Scared by the intensity of these feelings, I tried to
maintain a poker face, thus depriving loved ones of the chance to offer me consolation
and, at times, appearing dispassionate. An anguished person sometimes needs to
see a genuine reflection of feeling in the face of a family member. Sometimes,
looking at me, my family didn’t see it and that can lead to intense anger, as
the other seems to be an emotional tourist, not a true member of the tribe.

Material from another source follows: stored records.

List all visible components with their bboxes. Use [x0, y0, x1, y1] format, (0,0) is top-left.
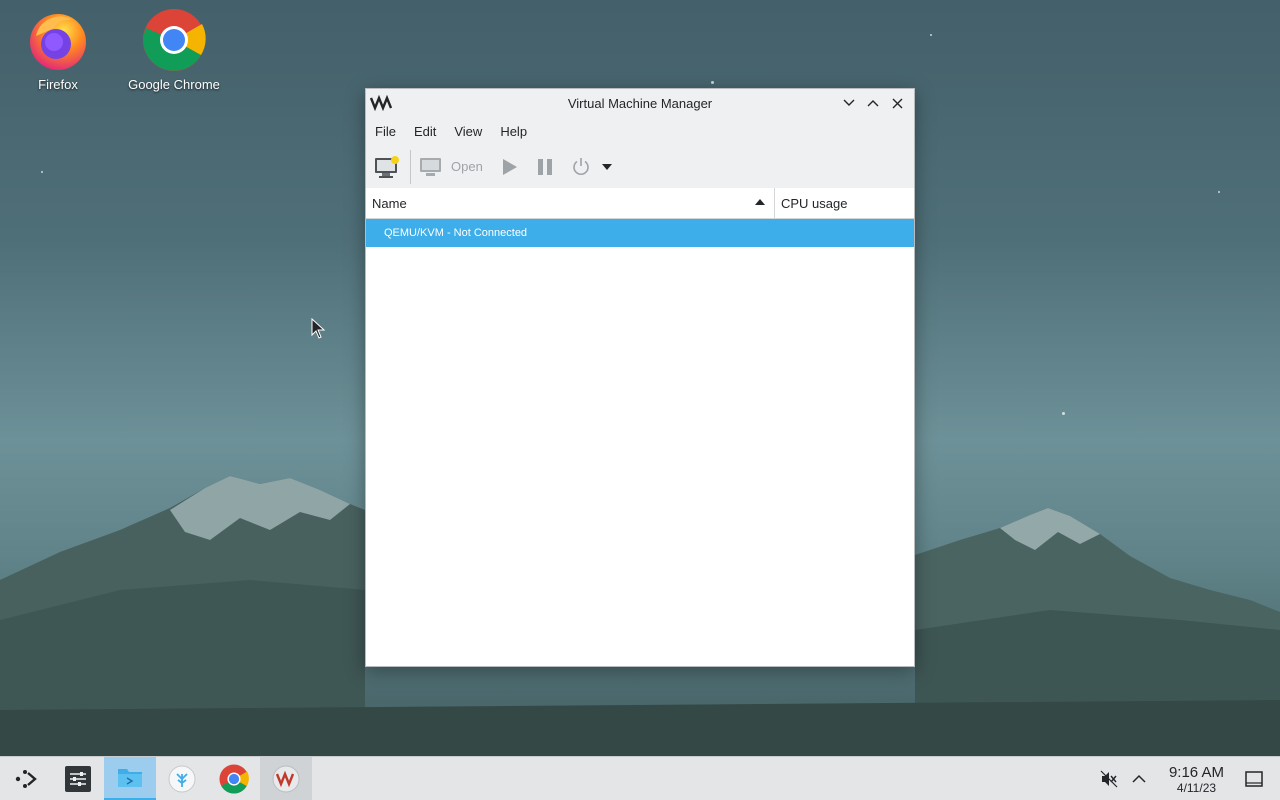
window-title: Virtual Machine Manager: [567, 95, 713, 111]
menu-file[interactable]: File: [369, 124, 402, 139]
minimize-button[interactable]: [838, 93, 860, 113]
connection-list[interactable]: Name CPU usage QEMU/KVM - Not Connected: [366, 188, 914, 666]
star: [41, 171, 43, 173]
tray-expand-button[interactable]: [1125, 765, 1153, 793]
close-icon: [892, 98, 902, 108]
settings-sliders-icon: [65, 765, 91, 792]
launcher-icon: [15, 769, 37, 788]
taskbar-chrome-button[interactable]: [208, 757, 260, 800]
clock-time: 9:16 AM: [1168, 763, 1224, 781]
list-item-connection[interactable]: QEMU/KVM - Not Connected: [366, 219, 914, 247]
run-button[interactable]: [499, 152, 519, 182]
list-header: Name CPU usage: [366, 188, 914, 219]
shutdown-menu-button[interactable]: [601, 152, 613, 182]
power-icon: [573, 157, 589, 175]
pause-button[interactable]: [535, 152, 555, 182]
show-desktop-button[interactable]: [1240, 765, 1268, 793]
chevron-down-icon: [843, 99, 855, 106]
chrome-label: Google Chrome: [128, 77, 220, 92]
connection-name: QEMU/KVM - Not Connected: [384, 227, 528, 239]
folder-icon: [118, 769, 142, 787]
clock-date: 4/11/23: [1176, 780, 1217, 795]
column-header-name[interactable]: Name: [366, 188, 775, 218]
volume-button[interactable]: [1095, 765, 1123, 793]
firefox-label: Firefox: [38, 77, 78, 92]
menu-bar: File Edit View Help: [366, 117, 914, 145]
column-header-cpu-label: CPU usage: [781, 195, 848, 211]
star: [1062, 412, 1065, 415]
close-button[interactable]: [886, 93, 908, 113]
desktop: Firefox Google Chrome Virtual Machine Ma…: [0, 0, 1280, 800]
column-header-cpu[interactable]: CPU usage: [775, 188, 914, 218]
star: [711, 81, 714, 84]
system-tray: 9:16 AM 4/11/23: [1095, 757, 1280, 800]
pause-icon: [537, 158, 552, 175]
virt-manager-icon: [272, 765, 300, 792]
open-button-label: Open: [451, 159, 483, 174]
taskbar-settings-button[interactable]: [52, 757, 104, 800]
taskbar-file-manager-button[interactable]: [104, 756, 156, 800]
chrome-icon: [219, 763, 249, 794]
discover-store-icon: [168, 765, 196, 792]
column-header-name-label: Name: [372, 195, 407, 211]
taskbar-discover-button[interactable]: [156, 757, 208, 800]
taskbar: 9:16 AM 4/11/23: [0, 756, 1280, 800]
toolbar: Open: [366, 145, 914, 188]
chevron-up-icon: [1132, 774, 1146, 783]
open-button[interactable]: Open: [419, 152, 483, 182]
application-launcher-button[interactable]: [0, 757, 52, 800]
digital-clock[interactable]: 9:16 AM 4/11/23: [1169, 765, 1224, 794]
mouse-cursor-icon: [311, 318, 326, 339]
virt-manager-logo-icon: [370, 95, 392, 111]
new-vm-button[interactable]: [374, 152, 400, 182]
taskbar-virt-manager-button[interactable]: [260, 756, 312, 800]
menu-view[interactable]: View: [448, 124, 488, 139]
menu-help[interactable]: Help: [494, 124, 533, 139]
title-bar[interactable]: Virtual Machine Manager: [366, 89, 914, 117]
toolbar-separator: [410, 149, 411, 184]
new-vm-icon: [375, 155, 399, 178]
play-icon: [502, 158, 517, 175]
virt-manager-window: Virtual Machine Manager File Edit View H…: [365, 88, 915, 667]
menu-edit[interactable]: Edit: [408, 124, 442, 139]
dropdown-arrow-icon: [601, 163, 612, 170]
sort-ascending-icon: [755, 199, 765, 205]
star: [1218, 191, 1220, 193]
shutdown-button[interactable]: [571, 152, 591, 182]
monitor-icon: [420, 157, 441, 176]
star: [930, 34, 932, 36]
firefox-desktop-icon[interactable]: Firefox: [3, 8, 113, 92]
chrome-desktop-icon[interactable]: Google Chrome: [119, 8, 229, 92]
show-desktop-icon: [1245, 771, 1263, 787]
chrome-icon: [142, 8, 206, 72]
maximize-button[interactable]: [862, 93, 884, 113]
firefox-icon: [26, 8, 90, 72]
speaker-muted-icon: [1100, 770, 1118, 788]
chevron-up-icon: [867, 100, 879, 107]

Consequently, I suspect that there were times when I
damaged, temporarily, relationships with my siblings. My poker face was a
misguided attempt to have a sense of control when everything seemed chaotic. I
was so desperate to clutch at something I could control that I offered to be
acting executor of my father’s will.
The experience of going through his paperwork was the
opposite of that staple of fiction, the discovery of a proverbial hatbox
containing a cache of letters: he had been self controlled, responsible and
authentic. Everything I was not. My respect for him grew.
Through clipping his
passport, sending back his driver’s licence, seeing almost thirty-five years of
his medical history I, over time, accepted the extinguishing of his light. By contemplating the darkness, I was forced
to stop my psychological shadow boxing and began to fully grieve.
Just over three months later, all of the post death tasks
were complete. The estate had been released and my dad’s ashes were buried, in
a rose garden, by the roots of a Joie De Vivre.
It is then that my sense of time started to be become less muddled.
During the immediate aftermath, when I was trying to come to terms with the
disappearance of one of the greatest sources of consistency in my life, my
sense of past, present and future were all over the place. I developed a firsthand understanding of how a
middle aged person could develop obsessive compulsive disorder: Amidst chaos,
small routines can bring comfort and a sense of control.
Existing rituals have a permanently altered texture, as I
discovered on my birthday. I visited the Joie De Vivre with my mum and brother.
It was a warm, beautiful day. I felt a sadness that I would not wish away, the
sadness that is part of being bereaved.
Bereavement creates many new anniversaries, the biggest of
which occurs today. I hope we can create a ritual of remembrance. I hope it
will draw a straight line from the past to present to the future and celebrates
his life.
It was a life that was full of warmth, engagement and fun. One of the last things I heard him say, on the
thirteenth of September, as he was getting in a chair, wearing a towelled robe
and about to be wheeled to the orthopaedic X-ray department, was, as he rolled
his shoulders, “We’ll take him in the fifth, Rocky.”